Google's lawyers have said that Gmail customers have "no legitimate expectation of privacy", in a staggering statement contained in a court briefing.
Referencing a landmark 1979 privacy case, Google argues that users should not expect privacy when they have voluntarily processed their communications through the company.
The statement was made in a motion to have a class action complaint against the firm dismissed. The complaint argues that Google violates federal and state wiretap laws when the company scans emails to determine what ads to show the user based on message content.
"Just as a sender of a letter to a business colleague cannot be surprised that the recipient's assistant opens the letter, people who use web-based email today cannot be surprised if their emails are processed by the recipient's [email provider] in the course of delivery," Google's brief says.

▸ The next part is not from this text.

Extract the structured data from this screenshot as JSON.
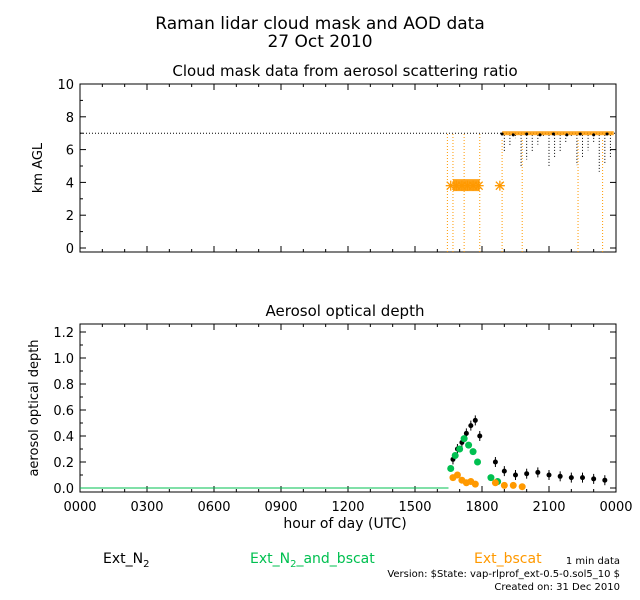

"Indeed, 'a person has no legitimate expectation of privacy in information he voluntarily turns over to third parties,'" it adds, quoting the 1979 Smith v. Maryland case.
In response to the statement, the American Consumer Watchdog group has urged people "who care about their email correspondents' privacy" to not use the service.
"Google has finally admitted they don't respect privacy," said John M. Simpson, Consumer Watchdog's Privacy Project director.
"Google's brief uses a wrong-headed analogy; sending an email is like giving a letter to the Post Office. I expect the Post Office to deliver the letter based on the address written on the envelope. I don't expect the mail carrier to open my letter and read it.
"Similarly when I send an email, I expect it to be delivered to the intended recipient with a Gmail account based on the email address; why would I expect its content will be intercepted by Google and read?"
It is not clear if the case is linked to Microsoft's anti Gmail 'Scroogled' campaign.